A young man appeared. “You look worried, Olive,” he remarked.

“We need protection from Fracto,” Olive said. “We need to get safely to the enchanted path.”

“That’s my specialty,” he agreed. He concentrated.

“This is my imaginary friend Jestin,” Olive said to the others. “He conjures a portable section of an enchanted path.”

“Hello, Jestin,” Phanta said, switching her little skirt about. His eyes started to glaze. There just seemed to be something about that skirt despite its smallness. As it was, it was barely big enough to cover her pan ties.

Olive hastily got between them, blocking off Jestin’s view. “Wait until he finishes the path,” she said urgently.

“Oh.” Phanta toned it down.

The path appeared.

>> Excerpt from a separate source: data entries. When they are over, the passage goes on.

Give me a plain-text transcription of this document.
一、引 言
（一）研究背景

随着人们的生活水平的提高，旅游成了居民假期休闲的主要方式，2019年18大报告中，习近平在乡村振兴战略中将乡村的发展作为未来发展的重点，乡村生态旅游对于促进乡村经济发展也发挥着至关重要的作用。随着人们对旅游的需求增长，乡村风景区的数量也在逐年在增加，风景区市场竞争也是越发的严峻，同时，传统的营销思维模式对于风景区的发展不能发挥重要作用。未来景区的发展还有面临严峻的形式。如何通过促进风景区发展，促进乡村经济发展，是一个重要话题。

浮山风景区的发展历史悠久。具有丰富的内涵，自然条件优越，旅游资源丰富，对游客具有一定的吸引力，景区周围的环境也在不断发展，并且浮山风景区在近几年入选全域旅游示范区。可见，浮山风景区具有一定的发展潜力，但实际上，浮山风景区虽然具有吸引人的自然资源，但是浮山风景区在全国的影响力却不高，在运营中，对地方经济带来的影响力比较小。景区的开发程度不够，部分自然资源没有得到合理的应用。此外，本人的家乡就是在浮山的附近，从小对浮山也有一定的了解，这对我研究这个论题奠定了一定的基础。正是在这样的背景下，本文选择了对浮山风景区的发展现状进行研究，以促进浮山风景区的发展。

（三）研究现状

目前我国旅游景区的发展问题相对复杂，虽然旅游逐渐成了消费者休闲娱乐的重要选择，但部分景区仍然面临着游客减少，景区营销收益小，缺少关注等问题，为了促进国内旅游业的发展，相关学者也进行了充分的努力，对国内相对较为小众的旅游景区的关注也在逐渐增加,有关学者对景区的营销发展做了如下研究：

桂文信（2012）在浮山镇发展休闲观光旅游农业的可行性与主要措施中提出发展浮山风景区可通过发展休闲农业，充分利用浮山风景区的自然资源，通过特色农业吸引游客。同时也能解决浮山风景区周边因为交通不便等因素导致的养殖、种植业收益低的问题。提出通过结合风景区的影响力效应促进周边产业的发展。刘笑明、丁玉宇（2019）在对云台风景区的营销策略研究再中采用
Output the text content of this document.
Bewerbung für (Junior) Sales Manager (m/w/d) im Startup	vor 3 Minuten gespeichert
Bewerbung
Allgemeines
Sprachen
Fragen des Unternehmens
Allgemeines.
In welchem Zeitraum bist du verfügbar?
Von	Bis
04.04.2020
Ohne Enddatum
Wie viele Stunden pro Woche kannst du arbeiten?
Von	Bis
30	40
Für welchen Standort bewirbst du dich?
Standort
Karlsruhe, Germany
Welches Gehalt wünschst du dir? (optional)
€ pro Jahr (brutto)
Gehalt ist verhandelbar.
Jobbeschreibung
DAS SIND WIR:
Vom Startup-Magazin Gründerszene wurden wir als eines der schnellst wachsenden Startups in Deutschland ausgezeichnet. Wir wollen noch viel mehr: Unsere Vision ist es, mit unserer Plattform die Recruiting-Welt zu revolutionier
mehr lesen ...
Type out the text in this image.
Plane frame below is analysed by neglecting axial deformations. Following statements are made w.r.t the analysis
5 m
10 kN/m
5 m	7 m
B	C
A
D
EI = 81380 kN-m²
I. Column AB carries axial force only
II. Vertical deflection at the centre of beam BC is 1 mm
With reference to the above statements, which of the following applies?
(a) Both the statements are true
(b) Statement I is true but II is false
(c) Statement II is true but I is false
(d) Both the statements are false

It looked ordinary, except that it was undisturbed by the rising wind. They crowded onto it just as the storm let loose half a deluge of rain. The water sluiced away, not touching them. Now Phanta approached Jestin again. “Thank you so much for your help,” she said, kissing him. She could do what Maeve could not: kissing without biting. Then, before she could freak him out, Jestin faded. “We can’t have a distraction,” Olive snapped. “We have to make our way to the permanent enchanted path before this one breaks down from the strain.”

“One might almost suspect that one girl is a tiny bit jealous of her friends,” Haughty murmured.

“Almost,” Jumper agreed.

They followed the path, but soon it ended. Ahead the storm was intensifying, with lightning striking trees and wind battering them, and of course water beginning to flood.

“We pick up the rear section and carry it forward,” Olive said. She put her hands down, and a section of the path came up. She carried it to the front and aligned it with the section they were on. Then they all stepped onto that.